ALCOA has decided to close down the large aluminum plant that was the main employer for the town of Badin in Stanly county. Why should they be able to exploit the local resources without passing along the benefits in the form of employment to the local citizens? Stanly county has already been hurt by the closing of the mills, so the closing of the ALCOA plant is not insignificant.

Re: House to consider Yadkin dams study

Chico, you wouldn't have that lovely lakefront property (or the lake) if ALCOA hadn't built the dams in the first place.

I believe ALCOA does owe more to the state and the local people, but if the state decides to "take over" these renewable energy hydroelectric power sources, it could cause other (private) companies to think twice before investing in and building alternative power generation projects.

Re: House to consider Yadkin dams study

The Yadkin and its water was created by God and it belongs to the people.
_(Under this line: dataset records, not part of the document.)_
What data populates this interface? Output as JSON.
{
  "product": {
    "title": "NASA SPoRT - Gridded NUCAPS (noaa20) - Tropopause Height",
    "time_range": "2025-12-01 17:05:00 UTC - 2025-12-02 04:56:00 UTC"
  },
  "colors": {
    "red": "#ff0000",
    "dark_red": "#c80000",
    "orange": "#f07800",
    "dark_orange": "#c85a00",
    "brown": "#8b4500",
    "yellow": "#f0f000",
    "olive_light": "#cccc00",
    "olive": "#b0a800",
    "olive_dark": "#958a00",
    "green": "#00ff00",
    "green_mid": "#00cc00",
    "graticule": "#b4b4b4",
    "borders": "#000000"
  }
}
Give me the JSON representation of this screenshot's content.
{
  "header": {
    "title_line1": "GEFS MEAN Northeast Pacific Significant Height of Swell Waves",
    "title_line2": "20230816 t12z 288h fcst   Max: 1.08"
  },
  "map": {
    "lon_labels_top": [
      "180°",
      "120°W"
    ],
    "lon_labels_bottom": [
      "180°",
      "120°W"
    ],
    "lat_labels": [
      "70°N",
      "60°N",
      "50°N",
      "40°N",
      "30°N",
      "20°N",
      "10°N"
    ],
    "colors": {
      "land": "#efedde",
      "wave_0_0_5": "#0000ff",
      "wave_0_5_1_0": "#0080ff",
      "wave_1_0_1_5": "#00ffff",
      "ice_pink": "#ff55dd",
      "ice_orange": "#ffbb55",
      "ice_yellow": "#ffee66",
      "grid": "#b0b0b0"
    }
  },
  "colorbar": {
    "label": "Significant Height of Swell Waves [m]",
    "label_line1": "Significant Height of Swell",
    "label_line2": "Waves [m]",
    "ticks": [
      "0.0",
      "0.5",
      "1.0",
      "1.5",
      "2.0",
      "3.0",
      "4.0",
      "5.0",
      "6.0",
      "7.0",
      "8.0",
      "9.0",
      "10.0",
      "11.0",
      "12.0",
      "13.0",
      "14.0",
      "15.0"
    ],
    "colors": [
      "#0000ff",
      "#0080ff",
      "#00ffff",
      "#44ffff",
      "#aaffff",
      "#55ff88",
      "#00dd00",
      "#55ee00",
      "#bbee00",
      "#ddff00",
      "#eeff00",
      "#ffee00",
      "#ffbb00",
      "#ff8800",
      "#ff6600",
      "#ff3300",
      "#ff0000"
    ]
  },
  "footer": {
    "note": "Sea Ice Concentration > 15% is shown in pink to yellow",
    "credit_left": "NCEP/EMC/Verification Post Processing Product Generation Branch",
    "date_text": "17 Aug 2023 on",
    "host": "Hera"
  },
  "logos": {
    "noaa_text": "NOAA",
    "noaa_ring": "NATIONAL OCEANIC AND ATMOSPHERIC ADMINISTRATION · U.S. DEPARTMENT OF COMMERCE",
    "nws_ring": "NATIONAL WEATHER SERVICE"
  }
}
No private company should be allowed to control it and the environment that it affects. We have a beautiful piece of waterfront property that we bought for our family to enjoy. This year the water level was so poor that we were not able to enjoy a full season because Alcoa keeps draining the lake to the point that there is no water left to enjoy without much hardship. When the water level is high it attracts a significant amount of people into these areas to spend their money. That is a win win for everyone. Alcoa just wants to fatten their pockets without accountibility. Poor little ducks, they have no bays left to protect their young! This is one time we need govenment intervention!

Re: House to consider Yadkin dams study

Why on God's green earth would we let Alcoa have control of the Yadkin River? Have we not learned anything from the drought? How come they can make 45 million $$ selling power - what does the state get for that? Smeone needs to find out why we are doing this.